Mar 30, 2009 15:28
I have been dancing around this topic ever since the Discussion Group went three rounds (and more) on it. The self-made group has no template to follow and, wanting to avoid that 'making it up as we go along' feel to circle, pagans, especially look for justification, validation, attachment. Of course, I think, they also end up with the sort of leader who has their own reasons for being out front, up on the podium, or ordering the mechanics.
The group I was alluding to several posts ago, where I piped up with my usual 'I'm still here', has shown no further signs of life. Their leader, attending to a birthing daughter, did not participate in Spring Equinox festivities but, when it came time to announce the arrival of the new grandchild, did not post the news to the group elist. No, the news appeared on the main area pagan list which not everyone in the group is subscribed to. Makes me wonder what this leader finds important: the social connections to her own group and presenting her human side to them, or being one of the local pagan movers n' shakers.
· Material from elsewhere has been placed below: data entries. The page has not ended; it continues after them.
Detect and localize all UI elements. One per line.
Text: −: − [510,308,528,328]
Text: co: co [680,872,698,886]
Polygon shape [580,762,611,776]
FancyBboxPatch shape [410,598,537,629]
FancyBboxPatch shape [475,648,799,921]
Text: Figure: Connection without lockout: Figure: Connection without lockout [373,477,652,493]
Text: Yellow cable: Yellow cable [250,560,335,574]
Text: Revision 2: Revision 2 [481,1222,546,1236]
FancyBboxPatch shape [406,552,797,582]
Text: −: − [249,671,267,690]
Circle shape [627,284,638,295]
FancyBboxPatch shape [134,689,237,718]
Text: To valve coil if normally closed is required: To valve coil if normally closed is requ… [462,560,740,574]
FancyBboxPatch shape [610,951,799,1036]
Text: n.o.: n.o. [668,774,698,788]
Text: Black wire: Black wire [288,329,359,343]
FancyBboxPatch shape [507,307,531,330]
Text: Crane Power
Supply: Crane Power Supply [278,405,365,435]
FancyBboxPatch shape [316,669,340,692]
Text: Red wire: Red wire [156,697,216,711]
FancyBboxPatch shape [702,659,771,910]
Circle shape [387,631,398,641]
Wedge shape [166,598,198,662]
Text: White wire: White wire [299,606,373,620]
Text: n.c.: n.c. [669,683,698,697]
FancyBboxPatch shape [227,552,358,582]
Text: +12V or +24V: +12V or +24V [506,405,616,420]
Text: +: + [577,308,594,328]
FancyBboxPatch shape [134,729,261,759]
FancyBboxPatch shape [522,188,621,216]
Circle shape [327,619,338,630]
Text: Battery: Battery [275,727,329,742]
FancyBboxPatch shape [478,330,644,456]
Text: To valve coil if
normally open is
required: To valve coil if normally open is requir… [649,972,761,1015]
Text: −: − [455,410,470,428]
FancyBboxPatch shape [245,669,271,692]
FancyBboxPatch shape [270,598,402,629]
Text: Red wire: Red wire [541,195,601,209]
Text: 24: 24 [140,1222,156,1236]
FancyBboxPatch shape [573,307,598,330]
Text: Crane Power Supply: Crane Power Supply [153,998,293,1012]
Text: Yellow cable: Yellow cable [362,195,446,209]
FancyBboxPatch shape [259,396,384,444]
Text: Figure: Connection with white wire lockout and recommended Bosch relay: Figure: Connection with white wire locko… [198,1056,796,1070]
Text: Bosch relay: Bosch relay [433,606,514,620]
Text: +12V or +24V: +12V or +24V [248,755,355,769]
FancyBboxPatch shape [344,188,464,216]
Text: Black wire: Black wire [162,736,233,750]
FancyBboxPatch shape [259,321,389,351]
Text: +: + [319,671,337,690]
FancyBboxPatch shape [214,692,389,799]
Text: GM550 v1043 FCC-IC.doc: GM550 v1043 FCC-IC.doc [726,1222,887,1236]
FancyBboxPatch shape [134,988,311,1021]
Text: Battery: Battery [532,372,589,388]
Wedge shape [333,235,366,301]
There are the needs of a group and then there are the needs of the individuals within that group. I suspect that the needs of this particular leader are not in tune with the needs of her fellow worshippers. Words may fail me somewhat here as this is a group with by-laws that mandate the sharing of responsibilities and power, separating the religious and secular, the spiritual and mundane leadership duties. It is set up like what we often see in mainstream churches (as, indeed, it is a pagan 'wing' of an otherwise Christian organization). I think the leader does not have enough adherents left to successfully pass around the work.
So I guess I have questions. Much of paganism has been hierarchal, with a few exceptions, elevation dependent on attaining an 'inner circle.' Even in spiritual life we need to manuver and politic to gain position, spend money on classes, initiations, books, memberships, and generally grease the palms of a few elders. The model is familiar, copied from the mainstream. We can dream about escaping into democratically-organized groups, advancement a reward for merit and study and time well-spent on the path but......so many make it in the world on the palm-greasing, the special arrangement, the 'who you know', that it is hard to leave it behind. Do we really want to share? Do we really want to elevate the needs of others to be on a par with our own needs? I think we run up against individualism and cannot find our way past.